Liu Peng, Pan Yuchen, Chang Hung-Ching, Wang Wenjia, Fang Yusi, Xue Xiangning, Zou Jian, Toothaker Jessica M, Olaloye Oluwabunmi, Santiago Eduardo Gonzalez, McCourt Black, Mitsialis Vanessa, Presicce Pietro, Kallapur Suhas G, Snapper Scott B, Liu Jia-Jun, Tseng George C, Konnikova Liza, Liu Silvia
Department of Biostatistics, School of Public Health, University of Pittsburgh, 130 De Soto St., Pittsburgh, PA 15261, US.
Department of Bioinformatics and Computational Biology, University of Texas MD Anderson Cancer Center, 1400 Pressler St., Houston, TX 77030, US.
Brief Bioinform. 2024 Nov 22;26(1). doi: 10.1093/bib/bbae633.

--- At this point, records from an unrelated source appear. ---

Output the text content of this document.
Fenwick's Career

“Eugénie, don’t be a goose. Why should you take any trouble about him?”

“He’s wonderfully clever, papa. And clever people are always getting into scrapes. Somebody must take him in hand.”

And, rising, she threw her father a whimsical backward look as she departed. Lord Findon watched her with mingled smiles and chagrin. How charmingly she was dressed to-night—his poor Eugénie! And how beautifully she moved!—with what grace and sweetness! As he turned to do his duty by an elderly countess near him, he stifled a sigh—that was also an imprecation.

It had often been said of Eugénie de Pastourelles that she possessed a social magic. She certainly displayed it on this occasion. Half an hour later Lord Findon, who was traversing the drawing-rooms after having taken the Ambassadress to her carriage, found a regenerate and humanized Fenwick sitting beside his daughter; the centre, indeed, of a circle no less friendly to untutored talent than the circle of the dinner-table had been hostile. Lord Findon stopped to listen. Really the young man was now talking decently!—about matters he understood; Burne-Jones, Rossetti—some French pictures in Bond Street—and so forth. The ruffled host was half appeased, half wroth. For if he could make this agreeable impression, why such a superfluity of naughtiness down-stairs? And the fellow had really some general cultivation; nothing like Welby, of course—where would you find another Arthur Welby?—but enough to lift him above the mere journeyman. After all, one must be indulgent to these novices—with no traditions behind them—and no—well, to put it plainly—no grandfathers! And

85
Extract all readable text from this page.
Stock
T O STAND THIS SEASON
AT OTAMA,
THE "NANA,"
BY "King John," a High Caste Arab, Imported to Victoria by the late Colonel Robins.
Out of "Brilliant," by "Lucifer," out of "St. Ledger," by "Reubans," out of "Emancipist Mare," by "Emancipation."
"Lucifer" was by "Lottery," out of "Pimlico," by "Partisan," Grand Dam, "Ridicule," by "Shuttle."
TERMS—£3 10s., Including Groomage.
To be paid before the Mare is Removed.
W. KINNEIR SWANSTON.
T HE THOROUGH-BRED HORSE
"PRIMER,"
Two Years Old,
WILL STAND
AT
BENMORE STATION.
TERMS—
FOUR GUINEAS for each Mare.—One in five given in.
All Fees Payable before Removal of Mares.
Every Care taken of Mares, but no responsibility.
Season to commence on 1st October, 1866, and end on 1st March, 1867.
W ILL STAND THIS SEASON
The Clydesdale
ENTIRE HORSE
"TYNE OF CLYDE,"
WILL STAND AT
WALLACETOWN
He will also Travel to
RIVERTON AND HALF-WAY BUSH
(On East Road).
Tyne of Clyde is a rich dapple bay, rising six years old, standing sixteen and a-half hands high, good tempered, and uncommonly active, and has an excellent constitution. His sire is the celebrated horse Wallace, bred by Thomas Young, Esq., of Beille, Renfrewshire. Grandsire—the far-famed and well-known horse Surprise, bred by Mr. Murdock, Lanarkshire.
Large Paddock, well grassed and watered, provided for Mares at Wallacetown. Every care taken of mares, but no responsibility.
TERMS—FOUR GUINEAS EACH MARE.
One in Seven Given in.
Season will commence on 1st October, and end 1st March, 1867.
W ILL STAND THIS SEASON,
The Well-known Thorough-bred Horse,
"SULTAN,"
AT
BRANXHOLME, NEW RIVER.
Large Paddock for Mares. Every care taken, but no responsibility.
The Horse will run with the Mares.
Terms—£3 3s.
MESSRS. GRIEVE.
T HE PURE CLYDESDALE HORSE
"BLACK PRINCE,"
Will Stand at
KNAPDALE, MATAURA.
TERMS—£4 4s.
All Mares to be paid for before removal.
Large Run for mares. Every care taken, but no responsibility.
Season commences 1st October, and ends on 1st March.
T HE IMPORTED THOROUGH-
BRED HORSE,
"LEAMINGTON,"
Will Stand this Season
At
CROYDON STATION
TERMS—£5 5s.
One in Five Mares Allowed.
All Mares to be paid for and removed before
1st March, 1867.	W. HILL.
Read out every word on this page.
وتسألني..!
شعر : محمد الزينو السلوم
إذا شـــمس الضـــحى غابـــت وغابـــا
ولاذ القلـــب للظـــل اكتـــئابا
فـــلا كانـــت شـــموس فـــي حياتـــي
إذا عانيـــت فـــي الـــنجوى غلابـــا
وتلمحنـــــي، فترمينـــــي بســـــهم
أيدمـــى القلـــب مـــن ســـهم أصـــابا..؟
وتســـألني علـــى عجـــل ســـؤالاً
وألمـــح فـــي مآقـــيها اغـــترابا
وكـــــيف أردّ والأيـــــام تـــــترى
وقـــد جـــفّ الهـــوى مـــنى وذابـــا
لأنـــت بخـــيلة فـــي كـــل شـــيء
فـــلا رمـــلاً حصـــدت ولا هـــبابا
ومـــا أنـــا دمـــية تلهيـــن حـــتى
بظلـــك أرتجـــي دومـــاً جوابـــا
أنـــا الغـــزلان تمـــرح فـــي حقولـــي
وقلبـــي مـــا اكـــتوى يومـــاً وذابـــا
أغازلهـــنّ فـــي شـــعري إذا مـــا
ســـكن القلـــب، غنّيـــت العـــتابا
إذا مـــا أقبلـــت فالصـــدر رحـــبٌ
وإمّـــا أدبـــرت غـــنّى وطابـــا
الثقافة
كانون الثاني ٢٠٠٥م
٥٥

Cytometry is an advanced technique for simultaneously identifying and quantifying many cell surface and intracellular proteins at a single-cell resolution. Analyzing high-dimensional cytometry data involves identifying and quantifying cell populations based on their marker expressions. This study provided a quantitative review and comparison of various ways to phenotype cellular populations within the cytometry data, including manual gating, unsupervised clustering, and supervised auto-gating. Six datasets from diverse species and sample types were included in the study, and manual gating with two hierarchical layers was used as the truth for evaluation. For manual gating, results from five researchers were compared to illustrate the gating consistency among different raters. For unsupervised clustering, 23 tools were quantitatively compared in terms of accuracy with the truth and computing cost. While no method outperformed all others, several tools, including PAC-MAN, CCAST, FlowSOM, flowClust, and DEPECHE, generally demonstrated strong performance. For supervised auto-gating methods, four algorithms were evaluated, where DeepCyTOF and CyTOF Linear Classifier performed the best. We further provided practical recommendations on prioritizing gating methods based on different application scenarios. This study offers comprehensive insights for biologists to understand diverse gating methods and choose the best-suited ones for their applications.
细胞计数是一种先进技术,可在单细胞分辨率下同时识别和定量许多细胞表面和细胞内蛋白。分析高维细胞计数数据涉及根据细胞标志物表达来识别和定量细胞群体。本研究对细胞计数数据中细胞群体表型分析的各种方法进行了定量综述和比较,包括手动设门、无监督聚类和有监督自动设门。该研究纳入了来自不同物种和样本类型的六个数据集,并将具有两个层次层的手动设门用作评估的标准。对于手动设门,比较了五位研究人员的结果,以说明不同评分者之间的设门一致性。对于无监督聚类,从与标准的准确性和计算成本方面对23种工具进行了定量比较。虽然没有一种方法优于所有其他方法,但包括PAC-MAN、CCAST、FlowSOM、flowClust和DEPECHE在内的几种工具总体上表现出强大的性能。对于有监督自动设门方法,评估了四种算法,其中DeepCyTOF和CyTOF线性分类器表现最佳。我们还根据不同应用场景就设门方法的优先级提供了实用建议。本研究为生物学家理解各种设门方法并选择最适合其应用的方法提供了全面的见解。